As we explored the living history of Acequias in the Rif, we collected plants that thrived along the networks of waterways and outcroppings in the area. Our studio time was focused on making impressions of these plants on the press provided by Green Olive Arts. Instead of making individual plates, we placed a piece of plexiglass atop the press bed, on which we inked directly before arranging plant material then paper.
A visit to an urban farm network just above the Oued Martil that flows through Tétouan showed there is still a functioning Acequia right in town! A system of ditches directs runoff through fields, but since the water comes out if the city it is not the cleanest. The farmers use the ditch water to grow fodder for the livestock..mostly alfalfa….and !! Livestock there is. We met chickens, sheep, goats and COWS. There was a small dairy tucked in the bushes in a rambling structure of corregated iron with Victorian cast iron details in the window. Other than the alfalfa, the animals ate a lot of dried bread. This re-cycling of what would otherwise be food waste was significant. Over tea one afternoon, our Moroccan companions were shocked to hear how westerners throw out 40% of our food. Such extravagance and waste! Certainly a foreign perspective for a community that produces what it consumes and directs any leftovers to other species to enjoy. Wafa laughed and said, ‘When we find a corner of bread on the corner, we will even lift up the crumbs to a ledge so that the birds may enjoy it!’

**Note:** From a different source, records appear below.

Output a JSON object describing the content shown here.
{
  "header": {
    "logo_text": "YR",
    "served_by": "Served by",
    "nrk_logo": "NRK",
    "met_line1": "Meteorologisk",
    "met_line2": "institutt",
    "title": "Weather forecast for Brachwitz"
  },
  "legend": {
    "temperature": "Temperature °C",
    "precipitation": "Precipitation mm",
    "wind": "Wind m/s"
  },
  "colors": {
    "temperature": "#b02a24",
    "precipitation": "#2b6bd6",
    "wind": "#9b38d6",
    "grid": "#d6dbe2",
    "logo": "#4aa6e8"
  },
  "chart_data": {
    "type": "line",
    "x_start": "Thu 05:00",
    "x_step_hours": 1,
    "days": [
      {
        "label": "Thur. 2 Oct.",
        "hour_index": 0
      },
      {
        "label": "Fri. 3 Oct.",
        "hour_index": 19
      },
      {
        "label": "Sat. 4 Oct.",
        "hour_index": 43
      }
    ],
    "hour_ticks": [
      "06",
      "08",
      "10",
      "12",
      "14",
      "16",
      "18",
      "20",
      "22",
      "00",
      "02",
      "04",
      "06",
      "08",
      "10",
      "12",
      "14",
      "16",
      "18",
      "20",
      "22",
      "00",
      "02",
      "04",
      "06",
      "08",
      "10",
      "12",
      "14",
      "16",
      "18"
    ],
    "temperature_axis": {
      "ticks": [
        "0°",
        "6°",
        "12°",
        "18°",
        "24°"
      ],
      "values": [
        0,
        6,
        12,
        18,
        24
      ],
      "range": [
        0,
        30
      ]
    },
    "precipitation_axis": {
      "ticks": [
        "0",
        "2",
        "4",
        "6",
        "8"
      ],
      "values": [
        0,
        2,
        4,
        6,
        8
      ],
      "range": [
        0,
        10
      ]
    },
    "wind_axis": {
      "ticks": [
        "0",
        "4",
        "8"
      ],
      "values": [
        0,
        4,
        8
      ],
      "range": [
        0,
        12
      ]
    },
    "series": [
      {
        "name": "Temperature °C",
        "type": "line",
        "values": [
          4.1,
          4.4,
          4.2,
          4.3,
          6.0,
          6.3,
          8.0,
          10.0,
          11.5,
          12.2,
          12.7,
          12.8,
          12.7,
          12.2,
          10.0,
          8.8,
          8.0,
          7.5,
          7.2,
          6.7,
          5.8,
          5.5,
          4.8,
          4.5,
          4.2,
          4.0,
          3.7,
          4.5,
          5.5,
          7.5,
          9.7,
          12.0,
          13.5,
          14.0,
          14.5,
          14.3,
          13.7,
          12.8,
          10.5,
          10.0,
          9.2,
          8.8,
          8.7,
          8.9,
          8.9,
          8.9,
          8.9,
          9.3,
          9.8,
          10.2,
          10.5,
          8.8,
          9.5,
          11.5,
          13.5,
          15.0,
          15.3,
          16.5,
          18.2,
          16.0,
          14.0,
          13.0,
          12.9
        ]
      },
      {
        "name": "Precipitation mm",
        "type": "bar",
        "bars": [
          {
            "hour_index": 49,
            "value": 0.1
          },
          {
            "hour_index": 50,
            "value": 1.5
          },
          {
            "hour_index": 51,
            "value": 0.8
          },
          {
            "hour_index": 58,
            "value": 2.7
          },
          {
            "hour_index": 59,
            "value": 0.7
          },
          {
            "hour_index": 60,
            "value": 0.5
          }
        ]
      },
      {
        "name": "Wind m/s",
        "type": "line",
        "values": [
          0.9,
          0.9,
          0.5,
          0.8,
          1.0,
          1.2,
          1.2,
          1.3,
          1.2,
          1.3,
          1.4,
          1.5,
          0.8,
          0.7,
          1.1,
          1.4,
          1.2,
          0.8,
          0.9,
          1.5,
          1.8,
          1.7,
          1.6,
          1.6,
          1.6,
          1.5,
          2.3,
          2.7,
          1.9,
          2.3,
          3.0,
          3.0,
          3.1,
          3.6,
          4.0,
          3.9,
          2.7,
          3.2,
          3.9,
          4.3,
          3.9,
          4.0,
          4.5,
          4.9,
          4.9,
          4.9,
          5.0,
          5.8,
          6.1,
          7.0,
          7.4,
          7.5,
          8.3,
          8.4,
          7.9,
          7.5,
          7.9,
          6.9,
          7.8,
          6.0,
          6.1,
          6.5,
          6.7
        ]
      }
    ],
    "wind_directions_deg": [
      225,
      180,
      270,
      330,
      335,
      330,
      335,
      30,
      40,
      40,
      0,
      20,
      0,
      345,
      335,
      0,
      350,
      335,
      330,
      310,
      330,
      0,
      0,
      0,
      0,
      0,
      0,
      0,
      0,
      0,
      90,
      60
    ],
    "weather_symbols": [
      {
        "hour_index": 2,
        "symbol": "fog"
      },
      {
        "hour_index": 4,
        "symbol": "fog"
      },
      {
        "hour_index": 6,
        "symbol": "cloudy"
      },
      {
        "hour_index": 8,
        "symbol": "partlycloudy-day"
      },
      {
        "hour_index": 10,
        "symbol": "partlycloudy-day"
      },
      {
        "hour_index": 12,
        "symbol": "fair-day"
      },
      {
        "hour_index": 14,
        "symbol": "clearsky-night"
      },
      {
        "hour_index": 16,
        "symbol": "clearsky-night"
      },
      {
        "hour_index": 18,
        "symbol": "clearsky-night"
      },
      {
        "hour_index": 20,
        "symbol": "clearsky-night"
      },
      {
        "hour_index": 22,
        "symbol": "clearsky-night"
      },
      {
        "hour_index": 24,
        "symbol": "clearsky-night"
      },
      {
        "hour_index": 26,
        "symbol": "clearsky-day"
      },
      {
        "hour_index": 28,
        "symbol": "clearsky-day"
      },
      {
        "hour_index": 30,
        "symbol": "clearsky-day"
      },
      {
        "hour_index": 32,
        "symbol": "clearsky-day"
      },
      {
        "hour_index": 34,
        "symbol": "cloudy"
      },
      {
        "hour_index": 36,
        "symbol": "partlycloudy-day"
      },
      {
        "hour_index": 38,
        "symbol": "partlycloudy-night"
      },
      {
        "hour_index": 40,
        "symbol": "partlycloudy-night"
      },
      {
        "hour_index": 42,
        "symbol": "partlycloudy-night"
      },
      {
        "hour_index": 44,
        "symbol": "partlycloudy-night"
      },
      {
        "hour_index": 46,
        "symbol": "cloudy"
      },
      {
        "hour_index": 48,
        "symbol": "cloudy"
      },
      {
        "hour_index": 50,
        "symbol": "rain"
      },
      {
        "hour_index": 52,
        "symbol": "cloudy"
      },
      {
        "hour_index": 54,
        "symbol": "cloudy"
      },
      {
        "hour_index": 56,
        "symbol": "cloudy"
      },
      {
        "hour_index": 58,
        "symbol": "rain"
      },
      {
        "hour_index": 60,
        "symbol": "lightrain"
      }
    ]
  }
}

We were taken to this urban farm network by Anass the beekeeper. We crouched through a tunnel in the huge grasses that run rampant when unchecked to follow the ditch. The water ran across the top of a field stacked with veg, but the farmer opted to pipe in clean springwater to grow plants consumed by people. Herbs and medicines grew amidst vegetable plots, which skipped around to grow haphazardly in other places. A bit wild… integrating volunteers and native plants that were allowed to grow where they chose. Fruit trees dotted the plot, with figs fruiting at the time. Lettuce and parsley were going to seed with seeds being saved in a tarp strung up in the tree. A recently harvested field was just planted with young corn and being prepped for a new sowing of seed in the shoulder season. Purselane thrives as a nutrient dense groundcover that tamps out weeds. The glowing purple flowers of artichokes are foraged by the black and yellow African honeybee, and grow with a huge sage bush. As we left, the farmer started harvesting coriander, bunching them up as he readied them to go to market.
Invited to be a part of Neo Rio 2016: Pollinators, Plants & People, the Debris Project was integrated into a part of the installation called ADRIFT, which looked at the chemical impacts on pollinators. Neo Rio is an annual arts event hosted by LEAP (Land, Environment & Art of Place) at the Montoso campground in the Wild Rivers Recreation Area in the Rio Grande del Norte National Monument. LEAP provides opportunities to deepen our appreciation and understanding of and relationship to our environments and our human and non-human neighbors; to increase our commitment to protecting these places and relationships and fostering creative responses and expressions of them in contemporary art and culture.
ADRIFT was installed in the man-made structure of the campsite, which had a view of the Chevron Questa mine. Because mining releases substantial chemicals into watersheds, and chemical body burdens are intimately tied to plastic pollution, this setting was ideal to present the chemical impacts on our watersheds. Included in the installation were post industrial western landscapes of oil refineries in Commerce City & Sinclair Wyoming, as well as an aerial view of the DOW chemical plant in Texas. DEBRIS tiles were hung vertically as flags to withstand the strong winds that whip across the top of the Rio Grande gorge. The images were representations of native pollinating water insects created with Oceans First in Boulder, Colorado during a spring session earlier in the year. Weighting down the flags was a plastic toy dinosaur; a reminder that the source of endocrine disrupting chemicals is fossil fuels.
As part of the ¡Pollinate! series of events initiated by LEAP (Land, Experience & Art of Place), OCHO Art Space hosted a printmaking with plants workshop. We explored the marks made with native plants that support pollinators, working with forms made directly from the seeds and layering ghost prints to create rich textures in the final prints. It was a starting point for participants to weave into their creative practice by looking at the potential offered by material gathered in the field. Jan Simonsen Martenson from the New Mexico Native Plant Society joined us and brought a whole host of native seeds to incorporate into the work.
The workshop was attached to the exhibition, ¡Pollinate! Art Show: Small is Beautiful at OCHO, which led into the annual outdoor festival, NeoRio 2016: Plants, Pollen + Pollinators at the Montoso Campground, Wild Rivers, Rio Grande Del Norte National Monument.NeoRio features artist talks and site specific art installations on the rim of the gorge followed by an art-filled evening celebration of music, poetry and a locally sourced feast.